Beat provides trained counselors to caregivers who want to talk about their experiences while teaching them techniques to help their loved one recover.
Comfort is a peer support group hosted on Zoom, where caregivers can connect and empathize with others in similar situations.
The sessions are facilitated by eating disorders services and facilitated by caregivers.
Price added, “Our counselors provide expert advice based on each person’s specific situations, such as how to set boundaries at home and support people with meal plans. ”
“We hope that by continuing to expand our support services, caregivers will feel more empowered and confident when supporting their loved one and will also be better equipped to take care of their own mental health.”
Recovery from eating disorders
Eating disorders can be overcome with the help and support of local GPs, helplines and therapy sessions.
The recovery numbers for eating disorders are taken from the average percentages from various studies, so they do not add up to 100%.
Therefore, this average gives a greater degree of precision because academic research on eating disorders is limited.

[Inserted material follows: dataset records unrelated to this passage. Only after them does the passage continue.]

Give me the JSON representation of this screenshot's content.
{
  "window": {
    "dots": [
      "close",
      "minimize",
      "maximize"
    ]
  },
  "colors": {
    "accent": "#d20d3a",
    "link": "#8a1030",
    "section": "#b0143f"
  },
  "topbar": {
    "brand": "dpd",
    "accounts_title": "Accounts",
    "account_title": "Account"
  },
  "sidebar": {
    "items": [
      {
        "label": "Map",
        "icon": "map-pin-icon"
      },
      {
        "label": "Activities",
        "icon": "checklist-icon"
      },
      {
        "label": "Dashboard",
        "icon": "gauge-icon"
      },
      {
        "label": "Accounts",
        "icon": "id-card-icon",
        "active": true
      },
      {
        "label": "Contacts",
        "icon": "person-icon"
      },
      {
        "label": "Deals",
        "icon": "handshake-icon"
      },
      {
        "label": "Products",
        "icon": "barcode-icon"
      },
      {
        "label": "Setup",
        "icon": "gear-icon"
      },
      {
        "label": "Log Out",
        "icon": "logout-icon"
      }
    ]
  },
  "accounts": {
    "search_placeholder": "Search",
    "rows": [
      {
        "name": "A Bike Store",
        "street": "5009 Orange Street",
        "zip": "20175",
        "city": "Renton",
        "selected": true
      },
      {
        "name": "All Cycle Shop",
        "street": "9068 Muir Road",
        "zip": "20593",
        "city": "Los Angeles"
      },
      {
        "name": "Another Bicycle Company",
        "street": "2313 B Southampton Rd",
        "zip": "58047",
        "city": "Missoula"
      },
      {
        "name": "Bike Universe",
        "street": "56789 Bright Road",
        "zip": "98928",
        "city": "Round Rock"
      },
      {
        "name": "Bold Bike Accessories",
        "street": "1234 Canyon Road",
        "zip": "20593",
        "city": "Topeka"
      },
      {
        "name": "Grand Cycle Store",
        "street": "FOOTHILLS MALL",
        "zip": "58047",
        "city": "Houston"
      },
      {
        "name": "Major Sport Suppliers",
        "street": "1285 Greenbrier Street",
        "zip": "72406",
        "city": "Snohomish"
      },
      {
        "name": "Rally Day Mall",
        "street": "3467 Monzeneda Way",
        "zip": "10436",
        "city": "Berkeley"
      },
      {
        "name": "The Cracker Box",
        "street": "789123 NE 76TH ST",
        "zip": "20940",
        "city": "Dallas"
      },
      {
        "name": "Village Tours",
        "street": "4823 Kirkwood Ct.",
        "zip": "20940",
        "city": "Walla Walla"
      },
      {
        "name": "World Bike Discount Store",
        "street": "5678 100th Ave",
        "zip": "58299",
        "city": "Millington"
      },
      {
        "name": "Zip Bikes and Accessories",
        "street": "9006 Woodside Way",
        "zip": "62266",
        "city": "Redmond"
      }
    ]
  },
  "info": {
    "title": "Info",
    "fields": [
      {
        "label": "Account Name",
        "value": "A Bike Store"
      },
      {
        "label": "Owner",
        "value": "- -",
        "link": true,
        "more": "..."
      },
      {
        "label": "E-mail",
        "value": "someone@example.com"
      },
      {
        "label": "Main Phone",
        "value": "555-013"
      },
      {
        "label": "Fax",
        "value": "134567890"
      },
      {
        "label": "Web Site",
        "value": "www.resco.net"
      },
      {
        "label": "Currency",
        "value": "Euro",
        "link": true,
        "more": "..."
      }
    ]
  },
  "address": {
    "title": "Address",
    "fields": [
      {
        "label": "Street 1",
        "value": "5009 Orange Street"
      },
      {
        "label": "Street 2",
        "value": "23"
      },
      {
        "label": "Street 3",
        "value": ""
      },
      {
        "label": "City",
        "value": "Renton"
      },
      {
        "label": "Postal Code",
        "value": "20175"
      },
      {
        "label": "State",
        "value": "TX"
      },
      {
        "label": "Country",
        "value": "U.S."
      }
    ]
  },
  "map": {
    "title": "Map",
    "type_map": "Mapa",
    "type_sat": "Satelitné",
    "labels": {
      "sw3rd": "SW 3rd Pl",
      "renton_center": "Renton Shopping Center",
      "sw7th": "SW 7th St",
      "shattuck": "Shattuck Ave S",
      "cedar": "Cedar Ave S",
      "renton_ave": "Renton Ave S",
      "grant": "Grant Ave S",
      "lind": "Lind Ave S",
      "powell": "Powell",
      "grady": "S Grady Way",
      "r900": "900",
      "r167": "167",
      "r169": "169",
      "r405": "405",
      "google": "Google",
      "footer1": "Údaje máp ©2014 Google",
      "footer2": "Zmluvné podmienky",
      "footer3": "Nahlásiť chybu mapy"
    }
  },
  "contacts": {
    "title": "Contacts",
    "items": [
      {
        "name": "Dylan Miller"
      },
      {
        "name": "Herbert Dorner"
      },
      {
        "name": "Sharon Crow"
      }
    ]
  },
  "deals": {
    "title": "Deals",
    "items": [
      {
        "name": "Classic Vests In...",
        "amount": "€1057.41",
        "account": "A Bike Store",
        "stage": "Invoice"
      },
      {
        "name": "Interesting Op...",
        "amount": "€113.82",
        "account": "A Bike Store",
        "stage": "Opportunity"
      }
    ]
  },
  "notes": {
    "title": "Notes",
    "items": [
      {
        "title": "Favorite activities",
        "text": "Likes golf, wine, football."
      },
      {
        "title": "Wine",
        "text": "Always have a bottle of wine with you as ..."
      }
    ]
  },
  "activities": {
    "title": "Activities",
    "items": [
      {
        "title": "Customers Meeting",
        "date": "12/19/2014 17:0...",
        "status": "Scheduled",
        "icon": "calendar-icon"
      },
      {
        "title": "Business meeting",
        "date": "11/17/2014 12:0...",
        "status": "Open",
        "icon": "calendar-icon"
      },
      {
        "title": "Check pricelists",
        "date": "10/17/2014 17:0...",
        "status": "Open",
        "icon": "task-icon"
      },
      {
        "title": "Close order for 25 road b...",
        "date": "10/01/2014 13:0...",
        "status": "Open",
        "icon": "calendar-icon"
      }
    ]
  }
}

Eating disorder caregivers in South West London can now contact their GP who will refer them to Beat’s new support services.
Impact of the pandemic
South London and Maudsley NHS Foundation Trust Managing Director David Bradley said: ‘The Covid-19 pandemic has put tremendous stress on individuals, and I urge anyone concerned about a child or young person to speak up to your general practitioner. “
Many caregivers have seen a loved one become ill due to the loss of usual routines and increased isolation during the pandemic.
However, awareness about this has grown over the past year.
Cases of eating disorders have increased during the pandemic.
In addition, more than two-thirds of people diagnosed before the pandemic have seen their symptoms worsen moderately or significantly since the start of the pandemic.
Beat’s helpline reflected this as it hit over 300% demand at its peak – higher than pre-pandemic levels.
Price explained: “For some who already had an eating disorder, their illness got worse, more people developed an eating disorder for the first time, and others who thought they had recovered. of their eating disorder have relapsed. “
Today, Beat’s new services are successfully helping families struggling with members with eating disorders.
One Nexus user said, “We were desperately worried about our daughter who has anorexia before I started the Beat sessions.
“After their gentle guidance and support, I now feel emotionally and physically capable of supporting our daughter.
“The impact of what I have learned has resulted in a significant improvement in our communication and relationships. “
Beat provides support throughout the year through hotlines, text messages, emails and online support, including message boards and support groups.
It also provides expert training to health and social service professionals and schools.